Boris Smus

interaction engineering

The Road by Cormac McCarthy

Somehow I am just now reading Cormac McCarthy for the first time. Thanks for the recommendation, M!

Incredible descriptions. Long beautifully flowing sentences and great vocabulary. I find myself looking up new words every few pages, and it feels nice to be reading literature again. The style is interesting too, with uniquely applied passive dialogs that I found very distinct.

Perhaps reading this serious dystopia at a particularly dystopian feeling time wasn’t the best call. Although short, it took me a while to finish, spacing my consumption apart, to avoid overdosing on doom and gloom.

The apocalyptic scenario was well done and mysterious. What happened to humanity to cause such a scenario? Half way, it’s unclear if that will actually be revealed or not. By the end of the book, somehow it doesn’t matter. The world sucks you in. It is what it is, and humanity persists.

Parts of this book reminded me of an interactive fiction, or a role playing game, especially the constant search for loot, rummaging through abandoned barns, copious amounts of useless, broken rakes.

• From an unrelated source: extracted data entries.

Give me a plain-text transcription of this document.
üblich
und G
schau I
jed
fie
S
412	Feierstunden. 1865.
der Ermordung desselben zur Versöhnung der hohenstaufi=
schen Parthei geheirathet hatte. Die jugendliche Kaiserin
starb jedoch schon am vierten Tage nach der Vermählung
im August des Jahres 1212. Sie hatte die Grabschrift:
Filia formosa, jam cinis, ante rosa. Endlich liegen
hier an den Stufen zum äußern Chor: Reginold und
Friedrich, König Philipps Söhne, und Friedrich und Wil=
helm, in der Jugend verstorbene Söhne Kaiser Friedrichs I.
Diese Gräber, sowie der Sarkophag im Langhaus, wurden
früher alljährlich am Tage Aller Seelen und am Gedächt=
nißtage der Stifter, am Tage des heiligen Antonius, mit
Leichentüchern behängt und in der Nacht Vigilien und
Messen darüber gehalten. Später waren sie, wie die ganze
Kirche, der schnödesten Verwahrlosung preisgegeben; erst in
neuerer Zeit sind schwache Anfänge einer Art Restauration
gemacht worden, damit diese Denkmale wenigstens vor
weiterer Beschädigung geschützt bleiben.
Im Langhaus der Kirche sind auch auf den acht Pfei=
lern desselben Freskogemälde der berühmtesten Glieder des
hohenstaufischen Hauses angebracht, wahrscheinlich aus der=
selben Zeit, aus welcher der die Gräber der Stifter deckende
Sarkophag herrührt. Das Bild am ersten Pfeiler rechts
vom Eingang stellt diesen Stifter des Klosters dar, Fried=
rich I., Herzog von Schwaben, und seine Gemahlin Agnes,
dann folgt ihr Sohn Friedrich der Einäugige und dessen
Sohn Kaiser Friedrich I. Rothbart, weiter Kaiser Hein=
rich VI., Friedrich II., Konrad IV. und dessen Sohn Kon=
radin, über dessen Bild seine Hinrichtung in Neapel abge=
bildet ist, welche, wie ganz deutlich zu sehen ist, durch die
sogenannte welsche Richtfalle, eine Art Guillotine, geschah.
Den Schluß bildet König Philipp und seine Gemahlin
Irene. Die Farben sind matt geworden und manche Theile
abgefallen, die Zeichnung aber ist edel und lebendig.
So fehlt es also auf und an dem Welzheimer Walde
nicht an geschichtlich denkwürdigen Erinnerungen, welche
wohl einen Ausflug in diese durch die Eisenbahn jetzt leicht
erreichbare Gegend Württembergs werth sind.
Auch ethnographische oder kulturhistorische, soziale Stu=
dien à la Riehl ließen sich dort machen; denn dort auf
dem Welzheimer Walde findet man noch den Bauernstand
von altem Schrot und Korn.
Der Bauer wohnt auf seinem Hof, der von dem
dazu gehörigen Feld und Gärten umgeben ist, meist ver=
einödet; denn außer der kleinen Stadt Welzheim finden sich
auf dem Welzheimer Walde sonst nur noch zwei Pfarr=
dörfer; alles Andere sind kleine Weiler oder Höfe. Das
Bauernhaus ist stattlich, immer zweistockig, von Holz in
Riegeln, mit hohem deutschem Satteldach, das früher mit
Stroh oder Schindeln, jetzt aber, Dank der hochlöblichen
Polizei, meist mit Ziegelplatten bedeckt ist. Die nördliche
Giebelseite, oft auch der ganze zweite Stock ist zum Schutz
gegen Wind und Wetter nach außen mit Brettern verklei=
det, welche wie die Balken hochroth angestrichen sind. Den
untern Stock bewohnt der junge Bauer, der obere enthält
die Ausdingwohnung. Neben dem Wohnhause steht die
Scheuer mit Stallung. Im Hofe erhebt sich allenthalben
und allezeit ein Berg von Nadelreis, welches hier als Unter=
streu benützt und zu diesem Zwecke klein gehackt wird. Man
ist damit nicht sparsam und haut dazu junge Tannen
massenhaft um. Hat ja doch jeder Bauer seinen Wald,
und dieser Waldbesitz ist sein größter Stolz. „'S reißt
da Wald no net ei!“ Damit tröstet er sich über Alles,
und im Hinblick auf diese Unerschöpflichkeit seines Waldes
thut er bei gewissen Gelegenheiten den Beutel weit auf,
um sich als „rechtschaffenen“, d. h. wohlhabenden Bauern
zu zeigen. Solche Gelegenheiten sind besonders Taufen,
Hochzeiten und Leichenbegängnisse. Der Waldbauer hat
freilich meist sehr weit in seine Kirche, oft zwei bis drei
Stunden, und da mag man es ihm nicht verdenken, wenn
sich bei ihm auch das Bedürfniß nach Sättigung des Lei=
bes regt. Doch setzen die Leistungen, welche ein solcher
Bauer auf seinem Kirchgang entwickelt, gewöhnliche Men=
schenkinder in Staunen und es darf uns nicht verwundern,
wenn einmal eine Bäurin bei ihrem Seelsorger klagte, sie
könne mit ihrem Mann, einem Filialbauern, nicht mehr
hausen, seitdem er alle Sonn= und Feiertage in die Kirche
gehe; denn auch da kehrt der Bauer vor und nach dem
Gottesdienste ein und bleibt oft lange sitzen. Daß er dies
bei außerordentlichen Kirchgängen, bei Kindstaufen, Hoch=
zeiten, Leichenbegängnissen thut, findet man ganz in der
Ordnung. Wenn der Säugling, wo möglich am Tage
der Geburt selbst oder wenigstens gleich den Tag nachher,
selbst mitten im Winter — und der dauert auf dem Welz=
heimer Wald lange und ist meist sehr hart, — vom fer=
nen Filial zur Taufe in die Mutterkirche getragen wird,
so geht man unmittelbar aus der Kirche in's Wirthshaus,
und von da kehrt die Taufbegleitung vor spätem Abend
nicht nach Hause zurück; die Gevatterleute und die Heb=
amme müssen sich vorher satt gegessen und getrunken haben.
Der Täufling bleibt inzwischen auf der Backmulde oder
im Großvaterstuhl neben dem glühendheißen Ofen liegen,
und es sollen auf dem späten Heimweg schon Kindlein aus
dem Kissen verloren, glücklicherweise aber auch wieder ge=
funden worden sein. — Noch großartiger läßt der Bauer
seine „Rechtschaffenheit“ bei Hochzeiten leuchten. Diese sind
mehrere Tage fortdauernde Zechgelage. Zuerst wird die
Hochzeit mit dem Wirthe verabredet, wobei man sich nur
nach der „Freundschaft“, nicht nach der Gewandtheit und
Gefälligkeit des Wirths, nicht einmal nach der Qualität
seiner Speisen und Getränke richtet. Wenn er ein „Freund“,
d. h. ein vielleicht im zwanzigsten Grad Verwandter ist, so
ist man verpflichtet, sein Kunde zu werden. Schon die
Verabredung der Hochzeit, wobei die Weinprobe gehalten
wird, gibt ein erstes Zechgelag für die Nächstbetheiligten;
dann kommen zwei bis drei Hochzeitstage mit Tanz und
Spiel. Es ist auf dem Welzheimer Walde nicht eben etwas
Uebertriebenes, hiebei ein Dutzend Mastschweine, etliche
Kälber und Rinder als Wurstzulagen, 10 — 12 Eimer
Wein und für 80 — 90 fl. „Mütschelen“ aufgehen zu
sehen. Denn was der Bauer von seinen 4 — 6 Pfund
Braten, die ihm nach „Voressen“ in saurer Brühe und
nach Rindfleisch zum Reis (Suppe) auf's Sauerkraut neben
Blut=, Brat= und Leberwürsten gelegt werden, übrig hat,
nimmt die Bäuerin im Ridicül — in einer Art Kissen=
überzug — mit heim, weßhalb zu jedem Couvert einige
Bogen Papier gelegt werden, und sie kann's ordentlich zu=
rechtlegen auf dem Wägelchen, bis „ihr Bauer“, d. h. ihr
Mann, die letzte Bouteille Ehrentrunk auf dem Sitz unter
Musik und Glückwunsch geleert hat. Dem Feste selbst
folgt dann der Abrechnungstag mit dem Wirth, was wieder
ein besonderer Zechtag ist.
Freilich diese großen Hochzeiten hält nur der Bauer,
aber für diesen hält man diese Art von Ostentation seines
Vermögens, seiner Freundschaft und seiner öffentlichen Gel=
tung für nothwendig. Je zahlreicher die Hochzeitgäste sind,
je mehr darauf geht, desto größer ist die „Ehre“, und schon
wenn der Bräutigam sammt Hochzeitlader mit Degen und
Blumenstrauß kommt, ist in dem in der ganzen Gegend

And yet so dark, so biblical.

do you think that your fathers are watching? That they weigh you in their ledger books? Against what? There is no book and your fathers are dead in the ground

At the core of this book is the father son dynamic between the anonymous man and anonymous boy. It is deeply touching. Oh man, how incredibly sad that last scene is, even though you can see it coming for miles. I spent a good amount of time shedding tears, so surely this is a great work.